The trillion-dollar worth of stimulus packages, record low interest rates, and unlimited bond-buying plans have improved risk appetite. After a record sell-off in March, the selling by foreign portfolio investors (FPIs) has clearly subsided, which has given traders the ammunition to take stocks higher by building long-positions, thanks to a fall in volatility. India Vix, known as the fear gauge, has come off from its record close of 86 on March 24 to 43 now. The volatility has cooled off substantially, but is still at elevated levels compared to the long-term average of about 20.
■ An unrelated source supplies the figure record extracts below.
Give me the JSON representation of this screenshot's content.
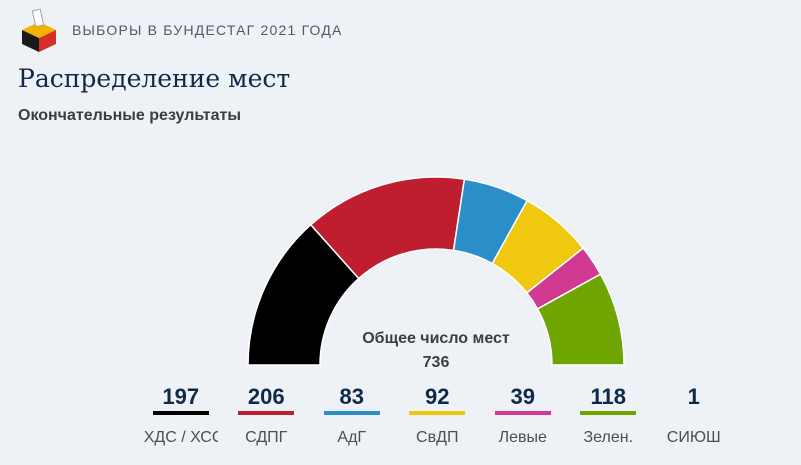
{
  "header": {
    "brand": "ВЫБОРЫ В БУНДЕСТАГ 2021 ГОДА",
    "logo_icon": "ballot-box-icon"
  },
  "page": {
    "title": "Распределение мест",
    "subtitle": "Окончательные результаты"
  },
  "chart_data": {
    "type": "pie",
    "variant": "half-donut parliament seats",
    "total_label": "Общее число мест",
    "total": 736,
    "categories": [
      "ХДС / ХСС",
      "СДПГ",
      "АдГ",
      "СвДП",
      "Левые",
      "Зелен.",
      "СИЮШ"
    ],
    "values": [
      197,
      206,
      83,
      92,
      39,
      118,
      1
    ],
    "arc_order": [
      "ХДС / ХСС",
      "СДПГ",
      "АдГ",
      "СвДП",
      "Левые",
      "Зелен."
    ],
    "colors": [
      "#000000",
      "#be1e2d",
      "#2a8fc9",
      "#f0c80f",
      "#d03a92",
      "#6ea500",
      "#ffffff"
    ]
  },
  "legend": [
    {
      "seats": "197",
      "party": "ХДС / ХСС",
      "color": "#000000"
    },
    {
      "seats": "206",
      "party": "СДПГ",
      "color": "#be1e2d"
    },
    {
      "seats": "83",
      "party": "АдГ",
      "color": "#2a8fc9"
    },
    {
      "seats": "92",
      "party": "СвДП",
      "color": "#f0c80f"
    },
    {
      "seats": "39",
      "party": "Левые",
      "color": "#d03a92"
    },
    {
      "seats": "118",
      "party": "Зелен.",
      "color": "#6ea500"
    },
    {
      "seats": "1",
      "party": "СИЮШ",
      "color": "#eef1f5"
    }
  ]
}
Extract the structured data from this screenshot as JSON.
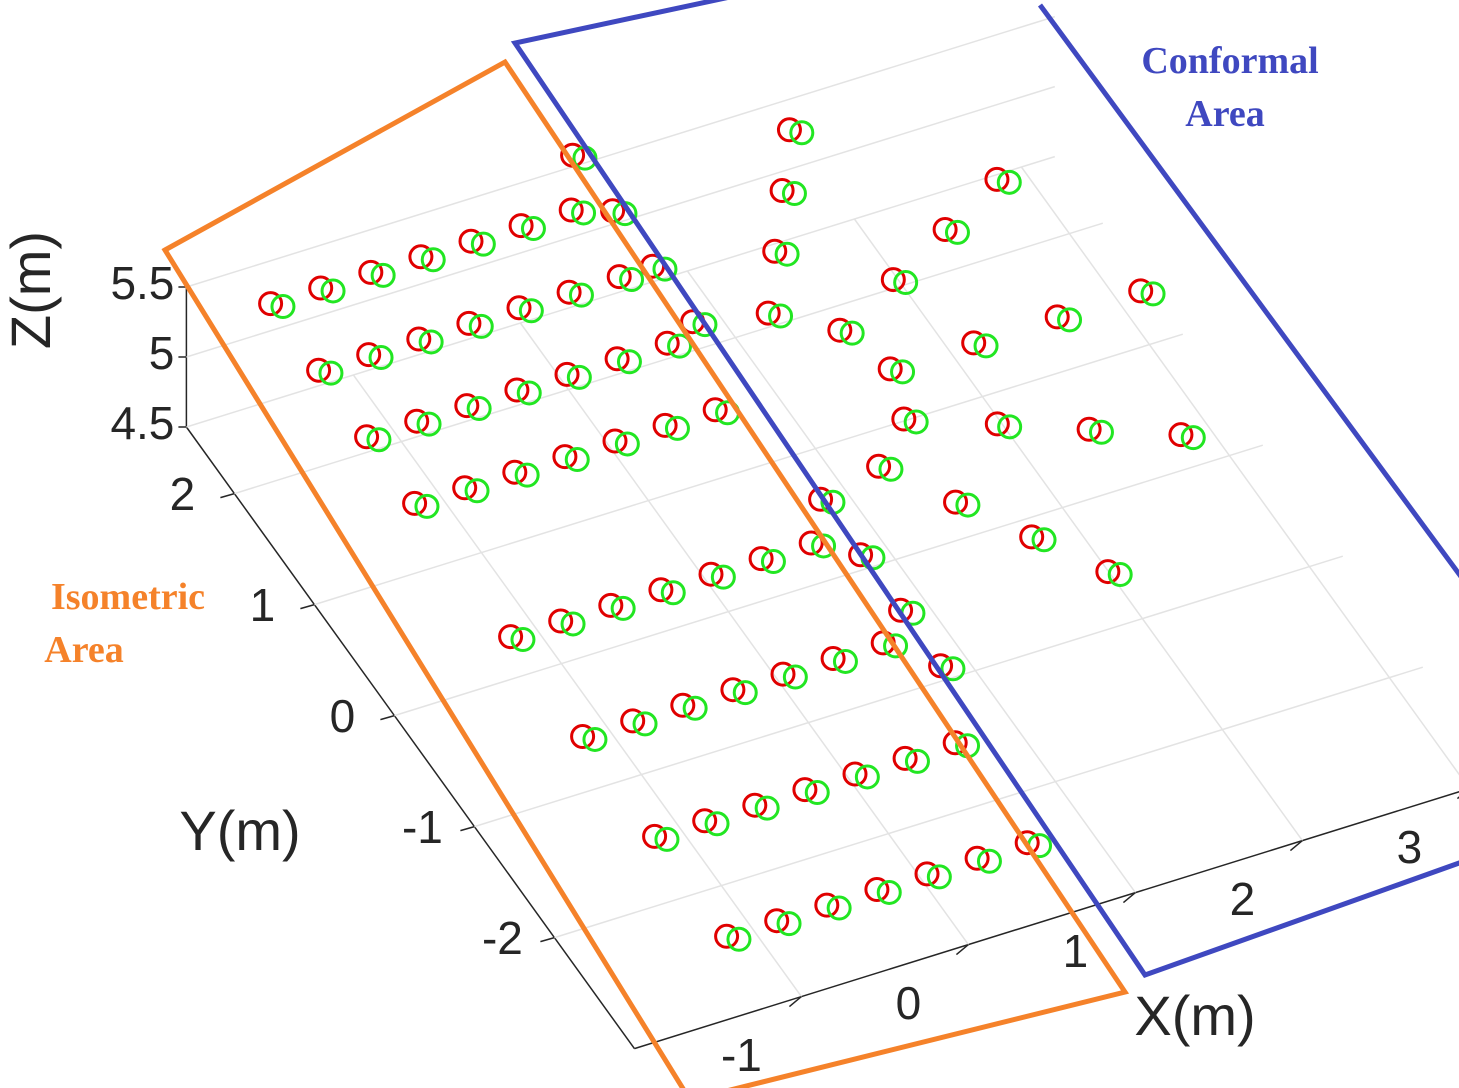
{
  "chart_data": {
    "type": "scatter3d",
    "xlabel": "X(m)",
    "ylabel": "Y(m)",
    "zlabel": "Z(m)",
    "xlim": [
      -2,
      3.2
    ],
    "ylim": [
      -3,
      2.6
    ],
    "zlim": [
      4.5,
      5.5
    ],
    "xticks": [
      -1,
      0,
      1,
      2,
      3
    ],
    "yticks": [
      -2,
      -1,
      0,
      1,
      2
    ],
    "zticks": [
      4.5,
      5,
      5.5
    ],
    "grid": true,
    "annotations": [
      {
        "lines": [
          "Conformal",
          "Area"
        ],
        "color": "#3f48c0"
      },
      {
        "lines": [
          "Isometric",
          "Area"
        ],
        "color": "#f5822a"
      }
    ],
    "series": [
      {
        "color": "#e00000",
        "x": [
          -1.4,
          -1.1,
          -0.8,
          -0.5,
          -0.2,
          0.1,
          0.4,
          -1.4,
          -1.1,
          -0.8,
          -0.5,
          -0.2,
          0.1,
          0.4,
          -1.4,
          -1.1,
          -0.8,
          -0.5,
          -0.2,
          0.1,
          0.4,
          -1.4,
          -1.1,
          -0.8,
          -0.5,
          -0.2,
          0.1,
          0.4,
          -1.4,
          -1.1,
          -0.8,
          -0.5,
          -0.2,
          0.1,
          0.4,
          -1.4,
          -1.1,
          -0.8,
          -0.5,
          -0.2,
          0.1,
          0.4,
          -1.4,
          -1.1,
          -0.8,
          -0.5,
          -0.2,
          0.1,
          0.4,
          -1.4,
          -1.1,
          -0.8,
          -0.5,
          -0.2,
          0.1,
          0.4,
          0.6,
          0.6,
          0.6,
          0.6,
          1.0,
          1.25,
          1.5,
          1.75,
          1.29,
          1.73,
          2.16,
          2.59,
          1.4,
          1.9,
          2.4,
          2.9,
          1.29,
          1.73,
          2.16,
          2.59,
          1.0,
          1.25,
          1.5,
          1.75,
          0.6,
          0.6,
          0.6,
          0.6
        ],
        "y": [
          1.0,
          1.0,
          1.0,
          1.0,
          1.0,
          1.0,
          1.0,
          1.6,
          1.6,
          1.6,
          1.6,
          1.6,
          1.6,
          1.6,
          2.2,
          2.2,
          2.2,
          2.2,
          2.2,
          2.2,
          2.2,
          2.8,
          2.8,
          2.8,
          2.8,
          2.8,
          2.8,
          2.8,
          -0.2,
          -0.2,
          -0.2,
          -0.2,
          -0.2,
          -0.2,
          -0.2,
          -1.1,
          -1.1,
          -1.1,
          -1.1,
          -1.1,
          -1.1,
          -1.1,
          -2.0,
          -2.0,
          -2.0,
          -2.0,
          -2.0,
          -2.0,
          -2.0,
          -2.9,
          -2.9,
          -2.9,
          -2.9,
          -2.9,
          -2.9,
          -2.9,
          1.7,
          2.2,
          2.7,
          3.2,
          1.59,
          2.03,
          2.46,
          2.89,
          1.3,
          1.55,
          1.8,
          2.05,
          0.9,
          0.9,
          0.9,
          0.9,
          0.5,
          0.25,
          0,
          -0.25,
          0.21,
          -0.23,
          -0.66,
          -1.09,
          0.1,
          -0.4,
          -0.9,
          -1.4
        ],
        "z": [
          5,
          5,
          5,
          5,
          5,
          5,
          5,
          5,
          5,
          5,
          5,
          5,
          5,
          5,
          5,
          5,
          5,
          5,
          5,
          5,
          5,
          5,
          5,
          5,
          5,
          5,
          5,
          5,
          5,
          5,
          5,
          5,
          5,
          5,
          5,
          5,
          5,
          5,
          5,
          5,
          5,
          5,
          5,
          5,
          5,
          5,
          5,
          5,
          5,
          5,
          5,
          5,
          5,
          5,
          5,
          5,
          5,
          5,
          5,
          5,
          5,
          5,
          5,
          5,
          5,
          5,
          5,
          5,
          5,
          5,
          5,
          5,
          5,
          5,
          5,
          5,
          5,
          5,
          5,
          5,
          5,
          5,
          5,
          5
        ]
      },
      {
        "color": "#22e622",
        "x": [
          -1.35,
          -1.05,
          -0.75,
          -0.45,
          -0.15,
          0.15,
          0.45,
          -1.35,
          -1.05,
          -0.75,
          -0.45,
          -0.15,
          0.15,
          0.45,
          -1.35,
          -1.05,
          -0.75,
          -0.45,
          -0.15,
          0.15,
          0.45,
          -1.35,
          -1.05,
          -0.75,
          -0.45,
          -0.15,
          0.15,
          0.45,
          -1.35,
          -1.05,
          -0.75,
          -0.45,
          -0.15,
          0.15,
          0.45,
          -1.35,
          -1.05,
          -0.75,
          -0.45,
          -0.15,
          0.15,
          0.45,
          -1.35,
          -1.05,
          -0.75,
          -0.45,
          -0.15,
          0.15,
          0.45,
          -1.35,
          -1.05,
          -0.75,
          -0.45,
          -0.15,
          0.15,
          0.45,
          0.65,
          0.65,
          0.65,
          0.65,
          1.05,
          1.3,
          1.55,
          1.8,
          1.34,
          1.78,
          2.21,
          2.64,
          1.45,
          1.95,
          2.45,
          2.95,
          1.34,
          1.78,
          2.21,
          2.64,
          1.05,
          1.3,
          1.55,
          1.8,
          0.65,
          0.65,
          0.65,
          0.65
        ],
        "y": [
          0.95,
          0.95,
          0.95,
          0.95,
          0.95,
          0.95,
          0.95,
          1.55,
          1.55,
          1.55,
          1.55,
          1.55,
          1.55,
          1.55,
          2.15,
          2.15,
          2.15,
          2.15,
          2.15,
          2.15,
          2.15,
          2.75,
          2.75,
          2.75,
          2.75,
          2.75,
          2.75,
          2.75,
          -0.25,
          -0.25,
          -0.25,
          -0.25,
          -0.25,
          -0.25,
          -0.25,
          -1.15,
          -1.15,
          -1.15,
          -1.15,
          -1.15,
          -1.15,
          -1.15,
          -2.05,
          -2.05,
          -2.05,
          -2.05,
          -2.05,
          -2.05,
          -2.05,
          -2.95,
          -2.95,
          -2.95,
          -2.95,
          -2.95,
          -2.95,
          -2.95,
          1.65,
          2.15,
          2.65,
          3.15,
          1.54,
          1.98,
          2.41,
          2.84,
          1.25,
          1.5,
          1.75,
          2,
          0.85,
          0.85,
          0.85,
          0.85,
          0.45,
          0.2,
          -0.05,
          -0.3,
          0.16,
          -0.28,
          -0.71,
          -1.14,
          0.05,
          -0.45,
          -0.95,
          -1.45
        ],
        "z": [
          5,
          5,
          5,
          5,
          5,
          5,
          5,
          5,
          5,
          5,
          5,
          5,
          5,
          5,
          5,
          5,
          5,
          5,
          5,
          5,
          5,
          5,
          5,
          5,
          5,
          5,
          5,
          5,
          5,
          5,
          5,
          5,
          5,
          5,
          5,
          5,
          5,
          5,
          5,
          5,
          5,
          5,
          5,
          5,
          5,
          5,
          5,
          5,
          5,
          5,
          5,
          5,
          5,
          5,
          5,
          5,
          5,
          5,
          5,
          5,
          5,
          5,
          5,
          5,
          5,
          5,
          5,
          5,
          5,
          5,
          5,
          5,
          5,
          5,
          5,
          5,
          5,
          5,
          5,
          5,
          5,
          5,
          5,
          5
        ]
      }
    ]
  }
}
Attractive valuations have meant that domestic investors, who typically take a counter view to FPIs, have largely been buyers as well.
While on the one hand this optimism and stimulus measures have kept the markets afloat, the economy has drifted into unchartered territory due to the nationwide lockdown.

Last week, the IMF warned that the global recession due to Covid-19 lockdowns would be the worst in almost a century and economic contraction this year would be worse than the 2008-09 financial crisis. Barclays expects India’s growth to come in at 0.8 per cent for FY21. It says losses could exceed $230 billion (8 per cent of the GDP) if lockdowns in the country extend till May end.

Given the grim economic forecast and uncertainty when the lockdowns will end, many are dismissing the market resurgence as a ‘bear-market rally’.

“The current gain in the markets is a trap for retail investors,” says G Chokkalingam, founder, Equinomics. “A lot of investors are of the view that the market is entirely disconnected with the fundamentals and have made a bottom on March 23. Such scale of economic disruption has a lot of repercussions. This is severe than what we have ever seen in history. The pain will continue until a medical breakthrough is achieved. The market could fall another 10 per cent from here.”

Some believe that as the lockdowns started almost at the fag-end of the March quarter, the earnings impact will only be felt from the June quarter onwards.

“Some investors have been enthused by the March quarter results for a few companies. But the June quarter is going to be a write-off as there has not been much economic activity. Forget earnings growth; many companies won't have any earnings at all,” says U R Bhat, director, Dalton Capital Advisors.

Experts say the market believes the worst of Covid-19 impact is behind us, but if there is a resurgence of the epidemic, the market could retest the lows made in March.

Also, how things will play out when the lockdown ends and what the exact long-term impact on earnings and growth will be are still unknowns.

“The way this virus operates, the minute you open it goes viral and it will force another shutdown, so you will have no choice but to do spot opening, spot closing and this is going to recur for the next 12 months. This virus is not going to go to zero and there is no alternative to keep you locked down for 12 months,” says Manish Chokhani, director of Enam Holdings.